Question 8. Based on the residual plot, does the constant variability condition appear to be met?

Bell-shaped residual distribution

Finally, we want the residuals to be symmetrically distributed about 0. While this can be checked from the above residual plot, it is often useful to create a histogram of the residuals to double-check this.

Question 9. Create a histogram of the residuals. (Remember to use mod as your data frame and .resid as your variable.) Is the distribution of the residuals approximately bell shaped?

4. Bootstrapping regression models

Up to this point we have simply described what our simple linear regression model reveals about the 1,728 houses contained in our sample; however, if we drew a new sample from the population it may give a different fitted least squares regression equation. In order to draw inferences about this linear relationship back to the population of all houses in Saratoga County, New York we must either construct confidence intervals for the slope and intercept (also called regression coefficients), or we must run hypothesis tests. In this lab we will focus on constructing confidence intervals for regression coefficients using the bootstrap. Recall that confidence intervals can be used to test hypotheses as long as we keep track of how confidence and significance levels are related.

In order to bootstrap a regression model we must take the following steps (you should understand these steps, but we will not manually implement them). Assuming that there are \(n\) rows in our data set

Step 1. Draw a random sample with replacement of size \(n\) from the rows of the data set.

Step 2. Fit the regression model to this new data set and save the values of the estimated coefficients or other summary statistics.

Step 3. Repeat steps 1 and 2 \(R\) times.

Then we build confidence intervals either using the plug-in or percentile method.

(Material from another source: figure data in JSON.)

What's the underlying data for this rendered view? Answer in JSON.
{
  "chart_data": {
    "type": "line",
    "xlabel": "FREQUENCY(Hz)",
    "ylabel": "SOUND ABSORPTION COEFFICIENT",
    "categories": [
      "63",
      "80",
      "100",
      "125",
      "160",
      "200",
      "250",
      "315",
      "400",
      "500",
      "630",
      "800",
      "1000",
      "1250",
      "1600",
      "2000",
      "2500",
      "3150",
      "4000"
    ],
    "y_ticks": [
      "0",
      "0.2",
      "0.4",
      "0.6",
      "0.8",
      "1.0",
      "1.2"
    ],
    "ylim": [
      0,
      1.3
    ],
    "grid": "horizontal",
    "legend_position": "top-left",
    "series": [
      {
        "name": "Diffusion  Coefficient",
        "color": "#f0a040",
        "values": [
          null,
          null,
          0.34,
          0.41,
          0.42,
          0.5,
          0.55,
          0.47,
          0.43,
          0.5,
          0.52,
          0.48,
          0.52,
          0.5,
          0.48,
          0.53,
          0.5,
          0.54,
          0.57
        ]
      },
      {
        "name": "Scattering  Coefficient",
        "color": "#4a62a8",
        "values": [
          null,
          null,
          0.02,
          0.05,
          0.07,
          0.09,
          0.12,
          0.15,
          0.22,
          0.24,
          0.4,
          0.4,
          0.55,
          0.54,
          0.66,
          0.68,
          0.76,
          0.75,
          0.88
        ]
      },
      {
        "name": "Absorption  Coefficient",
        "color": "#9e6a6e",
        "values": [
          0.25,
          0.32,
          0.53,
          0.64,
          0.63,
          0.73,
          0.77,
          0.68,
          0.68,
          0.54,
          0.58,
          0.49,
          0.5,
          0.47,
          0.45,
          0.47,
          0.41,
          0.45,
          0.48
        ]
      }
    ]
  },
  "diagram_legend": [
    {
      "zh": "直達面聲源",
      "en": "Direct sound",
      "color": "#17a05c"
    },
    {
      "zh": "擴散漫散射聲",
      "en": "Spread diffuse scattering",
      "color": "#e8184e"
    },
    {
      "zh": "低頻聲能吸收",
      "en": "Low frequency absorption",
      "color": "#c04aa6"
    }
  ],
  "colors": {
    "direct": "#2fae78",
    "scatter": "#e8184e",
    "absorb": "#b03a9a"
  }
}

To bootstrap regression models in R, we use the Boot function found in the car package. The basic syntax is Boot(model, R) where model is the name of the original regression model fit to our data and R is the number of bootstrap samples to collect. To bootstrap our regression model we run the following code:

mod_boot <- Boot(mod, R = 999)
summary(mod_boot)
##               R original   bootBias    bootSE  bootMed
## (Intercept) 999 13439.39 -284.90170 5758.2916 13140.42
## Living.Area 999   113.12    0.21914    3.4584   113.27

Question 10. Create a 95% plug-in confidence interval for the slope.

Question 11. Interpret the interval you just created in the context of the problem.

Question 12. Based on your interval, is there statistically significant evidence that the slope is not 0 (i.e. that there is some linear relationship between the variables)? If so, at what significance level?

5. Wrapping Up

Congratulations, you just just bootstrapped your first regression model in R! Be sure to review the steps and logic behind the bootstrap before next class.